An 83-year-old Boeing 247D, forerunner of the DC-2 and DC-3, flew to Boeing Field in Seattle where it was made for display at The Museum of Flight. The museum has owned the airplane since 1966. Restoration began in 1979 followed by a post-restoration flight in 1994.
True to tradition, the two-man crew signed the left-side wheel well, indicating the aircraft had made its last flight. They are Boeing test pilots Mike Carriker and Chad Lundy. Carriker was chief test pilot on the Boeing 787 Dreamliner.
The Boeing 247 is one of four remaining in the world and the last one to fly. It was built in 1933. Restoration was done at Paine Field in Everett, Washington, a 15- to 20-minute flight from the museum. The airplane was used by United Air Lines and was the first all-metal “modern” airliner and pioneered variable pitch propellers and deicer wing and tail boots. Another Boeing 247D hangs in the Smithsonian National Air and Space Museum.
It cruised at 188 mph. It could have gone faster, but United pilots wanted more familiar engines so the Hornet engines were replaced by Wasps while still on the drawing board. It was planned as a 14-passenger airplane, but pilots felt no airport in the nation could handle an eight-ton aircraft, so the passenger seats were reduced to 10 plus two pilots and a flight attendant.
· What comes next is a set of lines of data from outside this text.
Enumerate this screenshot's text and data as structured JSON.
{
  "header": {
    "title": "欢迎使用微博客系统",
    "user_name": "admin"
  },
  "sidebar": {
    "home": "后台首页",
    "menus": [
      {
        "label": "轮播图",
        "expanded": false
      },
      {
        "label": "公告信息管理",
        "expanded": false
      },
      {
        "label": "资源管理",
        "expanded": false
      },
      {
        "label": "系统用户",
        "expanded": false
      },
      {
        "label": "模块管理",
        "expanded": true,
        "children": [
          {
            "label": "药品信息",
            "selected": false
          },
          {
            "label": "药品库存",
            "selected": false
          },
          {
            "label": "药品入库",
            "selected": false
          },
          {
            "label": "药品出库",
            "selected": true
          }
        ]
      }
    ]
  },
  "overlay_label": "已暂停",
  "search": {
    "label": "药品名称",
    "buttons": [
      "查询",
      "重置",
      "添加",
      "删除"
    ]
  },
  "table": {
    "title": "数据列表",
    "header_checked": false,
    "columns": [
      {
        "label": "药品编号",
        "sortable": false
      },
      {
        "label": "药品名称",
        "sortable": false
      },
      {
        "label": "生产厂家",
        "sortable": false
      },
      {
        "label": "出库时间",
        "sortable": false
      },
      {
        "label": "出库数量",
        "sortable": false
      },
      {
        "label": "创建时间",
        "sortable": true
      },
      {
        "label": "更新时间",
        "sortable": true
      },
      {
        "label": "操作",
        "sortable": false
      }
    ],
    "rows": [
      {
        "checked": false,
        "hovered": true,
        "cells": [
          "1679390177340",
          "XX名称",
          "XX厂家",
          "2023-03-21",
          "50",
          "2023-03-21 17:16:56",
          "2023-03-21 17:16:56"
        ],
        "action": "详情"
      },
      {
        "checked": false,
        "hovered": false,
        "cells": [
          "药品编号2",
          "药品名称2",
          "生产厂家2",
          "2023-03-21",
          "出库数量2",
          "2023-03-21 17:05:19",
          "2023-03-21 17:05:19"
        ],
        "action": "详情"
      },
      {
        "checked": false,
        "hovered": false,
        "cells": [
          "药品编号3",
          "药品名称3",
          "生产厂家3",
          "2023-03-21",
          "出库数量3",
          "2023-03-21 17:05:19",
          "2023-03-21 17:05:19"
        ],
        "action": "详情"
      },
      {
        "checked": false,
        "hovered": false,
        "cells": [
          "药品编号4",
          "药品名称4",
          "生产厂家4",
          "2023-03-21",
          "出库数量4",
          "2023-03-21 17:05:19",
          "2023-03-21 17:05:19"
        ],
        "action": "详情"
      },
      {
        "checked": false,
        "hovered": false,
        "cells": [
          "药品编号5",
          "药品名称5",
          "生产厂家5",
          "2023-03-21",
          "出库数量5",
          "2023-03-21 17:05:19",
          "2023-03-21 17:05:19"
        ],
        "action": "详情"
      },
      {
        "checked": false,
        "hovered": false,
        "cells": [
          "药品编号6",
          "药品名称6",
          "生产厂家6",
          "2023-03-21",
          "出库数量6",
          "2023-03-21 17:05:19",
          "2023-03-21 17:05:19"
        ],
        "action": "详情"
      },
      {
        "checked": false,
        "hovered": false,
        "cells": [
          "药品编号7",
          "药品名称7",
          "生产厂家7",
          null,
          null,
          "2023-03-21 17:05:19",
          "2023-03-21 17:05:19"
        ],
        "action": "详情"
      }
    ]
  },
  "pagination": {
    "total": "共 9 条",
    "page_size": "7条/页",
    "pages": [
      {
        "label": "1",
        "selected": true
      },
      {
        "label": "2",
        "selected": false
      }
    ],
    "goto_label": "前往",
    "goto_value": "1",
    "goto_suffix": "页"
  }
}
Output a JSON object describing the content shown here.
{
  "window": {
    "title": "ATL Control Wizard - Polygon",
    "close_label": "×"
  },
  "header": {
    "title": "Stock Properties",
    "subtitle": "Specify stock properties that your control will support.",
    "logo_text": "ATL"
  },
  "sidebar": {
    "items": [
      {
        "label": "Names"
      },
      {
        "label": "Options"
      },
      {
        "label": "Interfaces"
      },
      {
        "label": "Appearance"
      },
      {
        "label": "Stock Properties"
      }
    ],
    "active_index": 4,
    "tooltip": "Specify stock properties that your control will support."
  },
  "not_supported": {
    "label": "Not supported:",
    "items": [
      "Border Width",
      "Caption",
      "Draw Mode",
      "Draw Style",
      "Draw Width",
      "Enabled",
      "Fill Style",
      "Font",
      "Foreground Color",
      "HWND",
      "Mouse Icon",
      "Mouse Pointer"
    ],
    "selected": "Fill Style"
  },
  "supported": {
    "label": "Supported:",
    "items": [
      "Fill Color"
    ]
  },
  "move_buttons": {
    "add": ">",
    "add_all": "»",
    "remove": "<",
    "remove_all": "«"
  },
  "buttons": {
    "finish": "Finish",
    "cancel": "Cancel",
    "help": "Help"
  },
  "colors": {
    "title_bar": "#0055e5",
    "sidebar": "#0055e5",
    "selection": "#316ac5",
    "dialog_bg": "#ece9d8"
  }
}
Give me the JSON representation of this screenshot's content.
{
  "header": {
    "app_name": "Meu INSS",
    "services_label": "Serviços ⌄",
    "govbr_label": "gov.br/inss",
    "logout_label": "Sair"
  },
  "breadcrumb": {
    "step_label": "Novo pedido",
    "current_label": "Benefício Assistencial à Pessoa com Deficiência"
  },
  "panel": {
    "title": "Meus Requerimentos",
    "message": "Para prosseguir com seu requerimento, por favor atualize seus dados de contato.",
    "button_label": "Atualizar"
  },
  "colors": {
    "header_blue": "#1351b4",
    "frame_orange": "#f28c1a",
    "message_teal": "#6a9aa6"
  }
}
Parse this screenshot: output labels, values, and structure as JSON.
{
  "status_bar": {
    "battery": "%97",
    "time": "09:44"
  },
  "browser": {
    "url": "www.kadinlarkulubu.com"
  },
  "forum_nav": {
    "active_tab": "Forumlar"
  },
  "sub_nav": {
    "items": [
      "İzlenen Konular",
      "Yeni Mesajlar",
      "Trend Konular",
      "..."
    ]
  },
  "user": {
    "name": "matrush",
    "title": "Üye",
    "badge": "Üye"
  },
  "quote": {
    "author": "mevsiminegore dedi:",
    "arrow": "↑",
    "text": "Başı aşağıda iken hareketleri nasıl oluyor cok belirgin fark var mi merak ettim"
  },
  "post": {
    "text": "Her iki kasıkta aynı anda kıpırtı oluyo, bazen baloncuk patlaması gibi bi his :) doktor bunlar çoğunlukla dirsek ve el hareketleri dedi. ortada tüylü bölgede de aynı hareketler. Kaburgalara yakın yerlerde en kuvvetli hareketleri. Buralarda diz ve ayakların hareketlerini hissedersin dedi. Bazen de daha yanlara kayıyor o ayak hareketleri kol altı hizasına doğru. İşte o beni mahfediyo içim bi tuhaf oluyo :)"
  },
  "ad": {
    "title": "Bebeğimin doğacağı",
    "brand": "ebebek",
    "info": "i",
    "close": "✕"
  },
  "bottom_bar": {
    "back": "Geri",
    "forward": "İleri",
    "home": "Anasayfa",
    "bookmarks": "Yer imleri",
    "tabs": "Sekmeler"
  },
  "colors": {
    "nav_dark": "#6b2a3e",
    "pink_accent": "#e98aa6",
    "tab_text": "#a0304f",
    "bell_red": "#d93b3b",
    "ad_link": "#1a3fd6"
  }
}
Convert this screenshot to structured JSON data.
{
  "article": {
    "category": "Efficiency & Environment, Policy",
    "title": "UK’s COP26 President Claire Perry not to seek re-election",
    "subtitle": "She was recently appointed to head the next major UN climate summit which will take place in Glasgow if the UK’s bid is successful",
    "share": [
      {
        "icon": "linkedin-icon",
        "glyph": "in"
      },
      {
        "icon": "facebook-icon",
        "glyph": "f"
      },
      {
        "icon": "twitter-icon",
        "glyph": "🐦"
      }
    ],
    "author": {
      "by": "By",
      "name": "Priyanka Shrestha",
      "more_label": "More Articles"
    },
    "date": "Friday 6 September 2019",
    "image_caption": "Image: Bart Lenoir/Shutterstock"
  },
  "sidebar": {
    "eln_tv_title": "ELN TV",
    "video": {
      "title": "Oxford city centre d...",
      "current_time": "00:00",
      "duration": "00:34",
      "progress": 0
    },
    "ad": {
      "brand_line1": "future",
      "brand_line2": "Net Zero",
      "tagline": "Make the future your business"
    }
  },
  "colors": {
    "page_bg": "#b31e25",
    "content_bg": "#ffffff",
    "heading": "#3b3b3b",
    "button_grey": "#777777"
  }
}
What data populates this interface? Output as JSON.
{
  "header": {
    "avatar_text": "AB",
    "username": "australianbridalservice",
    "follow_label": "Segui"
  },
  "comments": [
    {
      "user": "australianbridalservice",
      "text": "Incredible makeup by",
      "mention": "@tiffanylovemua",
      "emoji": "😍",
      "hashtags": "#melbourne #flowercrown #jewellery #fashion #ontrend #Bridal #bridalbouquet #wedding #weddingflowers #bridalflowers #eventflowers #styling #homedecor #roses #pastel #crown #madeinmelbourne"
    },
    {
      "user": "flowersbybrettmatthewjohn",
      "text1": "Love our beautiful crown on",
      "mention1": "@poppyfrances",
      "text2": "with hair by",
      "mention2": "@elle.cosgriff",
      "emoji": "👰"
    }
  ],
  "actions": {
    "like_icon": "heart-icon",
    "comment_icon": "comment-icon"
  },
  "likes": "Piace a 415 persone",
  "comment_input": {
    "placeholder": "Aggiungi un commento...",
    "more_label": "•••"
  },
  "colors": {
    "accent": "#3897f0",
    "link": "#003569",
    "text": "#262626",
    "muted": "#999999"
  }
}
The aircraft’s role was eclipsed by the more capable DC-2, yet some of the 75 built were still flying in the 1960s as cargo and executive transport aircraft. Originally the windshield was canted inward so it wouldn’t reflect cockpit lights. Pilots soon found it reflected ground lights, particularly during takeoff and landing, so it was changed to a more conventional outward slope.